Multi-scale RNA comparison based on RNA triple vector curve representation

摘要

Background In recent years, the important functional roles of RNAs in biological processes have been repeatedly demonstrated. Computing the similarity between two RNAs contributes to better understanding the functional relationship between them. But due to the long-range correlations of RNA, many efficient methods of detecting protein similarity do not work well.

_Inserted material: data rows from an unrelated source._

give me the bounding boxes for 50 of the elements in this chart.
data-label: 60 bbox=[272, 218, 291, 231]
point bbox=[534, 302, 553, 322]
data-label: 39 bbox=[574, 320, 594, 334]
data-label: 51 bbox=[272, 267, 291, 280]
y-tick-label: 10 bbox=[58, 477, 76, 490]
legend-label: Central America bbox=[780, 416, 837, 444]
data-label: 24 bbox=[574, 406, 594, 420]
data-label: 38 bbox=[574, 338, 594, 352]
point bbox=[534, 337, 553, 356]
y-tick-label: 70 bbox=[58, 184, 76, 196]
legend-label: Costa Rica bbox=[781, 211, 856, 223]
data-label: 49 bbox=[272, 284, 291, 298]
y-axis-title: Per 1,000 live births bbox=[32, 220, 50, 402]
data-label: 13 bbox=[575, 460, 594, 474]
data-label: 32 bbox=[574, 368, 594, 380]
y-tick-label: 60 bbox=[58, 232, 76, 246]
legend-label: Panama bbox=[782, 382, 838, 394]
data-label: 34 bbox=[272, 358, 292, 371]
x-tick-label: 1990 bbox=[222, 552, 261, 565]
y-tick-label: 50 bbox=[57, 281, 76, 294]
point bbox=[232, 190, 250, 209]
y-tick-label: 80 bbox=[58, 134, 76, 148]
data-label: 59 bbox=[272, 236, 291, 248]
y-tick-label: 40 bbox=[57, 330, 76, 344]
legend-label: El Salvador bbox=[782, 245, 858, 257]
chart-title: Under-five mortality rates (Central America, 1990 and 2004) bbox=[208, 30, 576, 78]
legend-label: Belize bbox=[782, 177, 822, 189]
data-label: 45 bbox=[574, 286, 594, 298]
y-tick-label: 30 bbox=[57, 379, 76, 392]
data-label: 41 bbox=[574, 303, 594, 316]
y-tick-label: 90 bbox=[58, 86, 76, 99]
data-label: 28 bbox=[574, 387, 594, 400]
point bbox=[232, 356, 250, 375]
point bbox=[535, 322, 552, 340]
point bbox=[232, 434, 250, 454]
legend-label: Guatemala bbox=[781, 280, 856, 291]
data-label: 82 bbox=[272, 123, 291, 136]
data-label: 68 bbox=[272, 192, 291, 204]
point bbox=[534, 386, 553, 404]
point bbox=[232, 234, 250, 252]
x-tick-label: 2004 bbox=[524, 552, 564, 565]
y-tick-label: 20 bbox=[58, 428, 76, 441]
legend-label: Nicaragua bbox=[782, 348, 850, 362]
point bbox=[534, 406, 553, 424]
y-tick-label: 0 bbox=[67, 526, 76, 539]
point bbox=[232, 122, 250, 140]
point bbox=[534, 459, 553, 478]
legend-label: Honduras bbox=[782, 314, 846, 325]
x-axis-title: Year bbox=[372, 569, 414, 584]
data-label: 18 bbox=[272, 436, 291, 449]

In order to comprehensively understand the RNA’s function, the better similarity measure among RNAs should be designed to consider their structure features (base pairs). Current methods for RNA comparison could be generally classified into alignment-based and alignment-free. Results In this paper, we propose a novel wavelet-based method based on RNA triple vector curve representation, named multi-scale RNA comparison. Firstly, we designed a novel numerical representation of RNA secondary structure termed as RNA triple vectors curve (TV-Curve). Secondly, we constructed a new similarity metric based on the wavelet decomposition of the TV-Curve of RNA. Finally we also applied our algorithm to the classification of non-coding RNA and RNA mutation analysis. Furthermore, we compared the results to the two well-known RNA comparison tools: RNAdistance and RNApdist. The results in this paper show the potentials of our method in RNA classification and RNA mutation analysis. Conclusion We provide a better visualization and analysis tool named TV-Curve of RNA, especially for long RNA, which can characterize both sequence and structure features. Additionally, based on TV-Curve representation of RNAs, a multi-scale similarity measure for RNA comparison is proposed, which can capture the local and global difference between the information of sequence and structure of RNAs. Compared with the well-known RNA comparison approaches, the proposed method is validated to be outstanding and effective in terms of non-coding RNA classification and RNA mutation analysis. From the numerical experiments, our proposed method can capture more efficient and subtle relationship of RNAs.